Somali Football Federation Abdi Qani speaks at the relaunch of Jeenyo United on Sunday
Somali Football Federation Abdi Qani speaks at the relaunch of Jeenyo United on Sunday

Somalia's Football Federation says the revival of one of the country's leading clubs can lift its national team.

Jeenyo United relaunched on Sunday, some 22 years after the former champions collapsed.

"We are very happy because Jeenyo was once very popular, with enormous support and very talented players," said secretary general Abdi Qani.

"Football needs supporters to improve the quality of the game, the players and national team players."

During its first incarnation, the Mogadishu club won four league championships while also winning the country's prestigious General Da'ud Cup a record six times.

However, Jeenyo last played during the 1990 championship, with football collapsing in the country the following year when the government was overthrown.

The Somali game has struggled to survive in recent times, with championships often having been cancelled due to the ongoing instability in the area.

But the Somali Federation (SFF) managed to run an eight-team league in 2010-2011, and will be doing the same again from May.

Somalia's national football team
Somalia lost their last competitive match, when beaten by Ethiopia in November's World Cup play-off

With Jeenyo's return, half of the eight teams are now former clubs who have been re-established, such as army side Horseed, police team Heegan and Mogadishu Port FC.

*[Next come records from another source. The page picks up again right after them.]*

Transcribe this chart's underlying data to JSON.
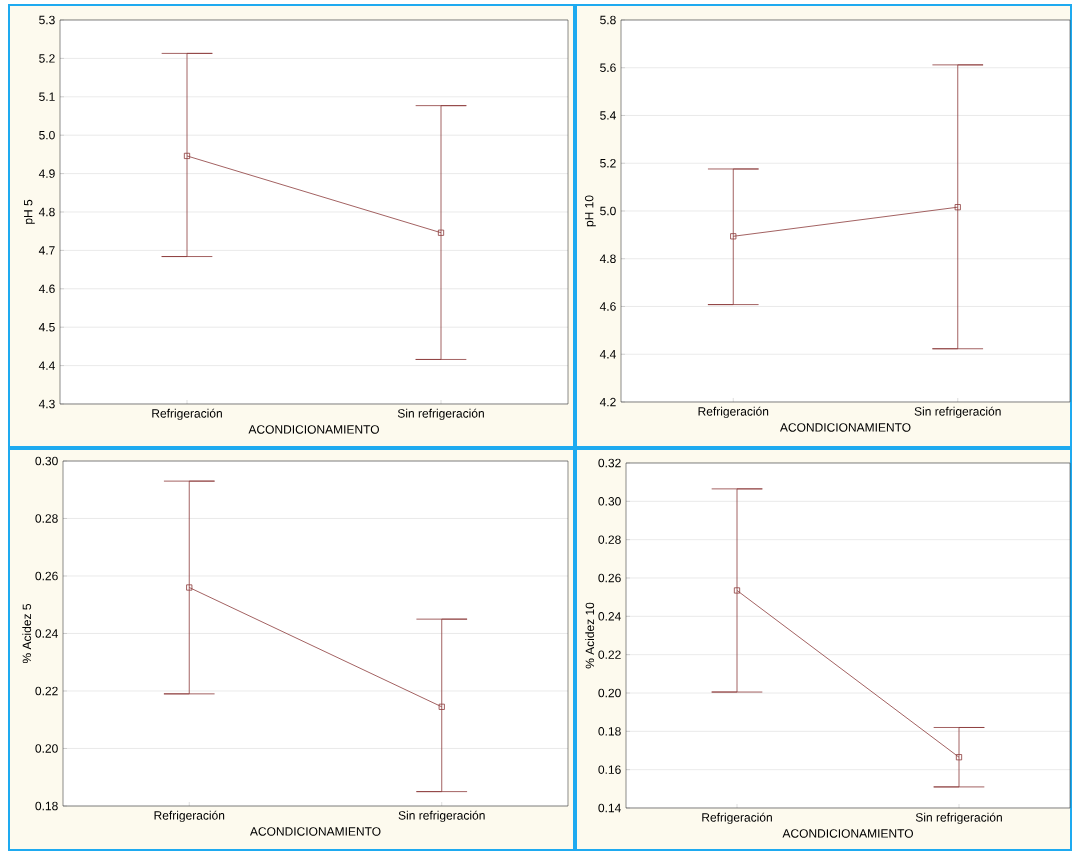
{
  "chart_data": [
    {
      "type": "line",
      "categories": [
        "Refrigeración",
        "Sin refrigeración"
      ],
      "xlabel": "ACONDICIONAMIENTO",
      "ylabel": "pH 5",
      "color": "#8b3a3a",
      "marker": "square",
      "grid": "y",
      "values": [
        4.946,
        4.746
      ],
      "errors": [
        [
          4.684,
          5.213
        ],
        [
          4.416,
          5.077
        ]
      ],
      "ylim": [
        4.3,
        5.3
      ],
      "yticks": [
        4.3,
        4.4,
        4.5,
        4.6,
        4.7,
        4.8,
        4.9,
        {
          "value": 5.0,
          "label": "5.0"
        },
        5.1,
        5.2,
        5.3
      ]
    },
    {
      "type": "line",
      "categories": [
        "Refrigeración",
        "Sin refrigeración"
      ],
      "xlabel": "ACONDICIONAMIENTO",
      "ylabel": "pH 10",
      "color": "#8b3a3a",
      "marker": "square",
      "grid": "y",
      "values": [
        4.894,
        5.016
      ],
      "errors": [
        [
          4.608,
          5.176
        ],
        [
          4.423,
          5.612
        ]
      ],
      "ylim": [
        4.2,
        5.8
      ],
      "yticks": [
        4.2,
        4.4,
        4.6,
        4.8,
        {
          "value": 5.0,
          "label": "5.0"
        },
        5.2,
        5.4,
        5.6,
        5.8
      ]
    },
    {
      "type": "line",
      "categories": [
        "Refrigeración",
        "Sin refrigeración"
      ],
      "xlabel": "ACONDICIONAMIENTO",
      "ylabel": "% Acidez 5",
      "color": "#8b3a3a",
      "marker": "square",
      "grid": "y",
      "values": [
        0.256,
        0.2145
      ],
      "errors": [
        [
          0.219,
          0.293
        ],
        [
          0.185,
          0.245
        ]
      ],
      "ylim": [
        0.18,
        0.3
      ],
      "yticks": [
        0.18,
        {
          "value": 0.2,
          "label": "0.20"
        },
        0.22,
        0.24,
        0.26,
        0.28,
        {
          "value": 0.3,
          "label": "0.30"
        }
      ]
    },
    {
      "type": "line",
      "categories": [
        "Refrigeración",
        "Sin refrigeración"
      ],
      "xlabel": "ACONDICIONAMIENTO",
      "ylabel": "% Acidez 10",
      "color": "#8b3a3a",
      "marker": "square",
      "grid": "y",
      "values": [
        0.2535,
        0.1665
      ],
      "errors": [
        [
          0.2005,
          0.3065
        ],
        [
          0.151,
          0.182
        ]
      ],
      "ylim": [
        0.14,
        0.32
      ],
      "yticks": [
        0.14,
        0.16,
        0.18,
        {
          "value": 0.2,
          "label": "0.20"
        },
        0.22,
        0.24,
        0.26,
        0.28,
        {
          "value": 0.3,
          "label": "0.30"
        },
        0.32
      ]
    }
  ]
}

A ceremony took place in Mogadishu on Sunday to mark the return of the once-great club.

"We are very grateful to the Somali Football Federation which fully lauded the idea when we informed them that we were going to re-establish the well-known club, which was once one of the strongest pillars on which Somali football stood," said Jeenyo's technical director Abdi Hakim Dirie.

Meanwhile, Abdullahi Elmi Warsame, who played for the original Jeenyo before their demise, expressed his desire that the new club could recapture its former glories.

"Our club was the strongest in Somalia and it had the biggest number of fans in comparison with the other clubs in the country in my era," he said.

"I hope it will once again become the leading club in Somali football."

The SFF hopes to be able to play some of the forthcoming season on an artificial pitch which is being built in conjunction with Fifa support.

The new arena, part of Fifa's 'Win in Africa with Africa' project, could be completed by the end of May, whereupon it will host league matches.

And Abdi Qani hopes this can help contribute to the rise of a nation which has never contested an Africa Cup of Nations finals nor World Cup in its 71-year history.

"We have a vision to develop our football to the highest level of our capacity, even though we are not like other countries who have stability and opportunities," Qani told BBC Sport.

"For our football development, we know we are low class because of the situation of our country. We don't have stability, our government is not strong and we have a lot of challenges ahead but our vision is to develop.

"I hope in future, Somali football will reach the highest level - that is what we are thinking and that is our vision."

Somalia is currently ranked 191st out of Fifa's 208 affiliated nations.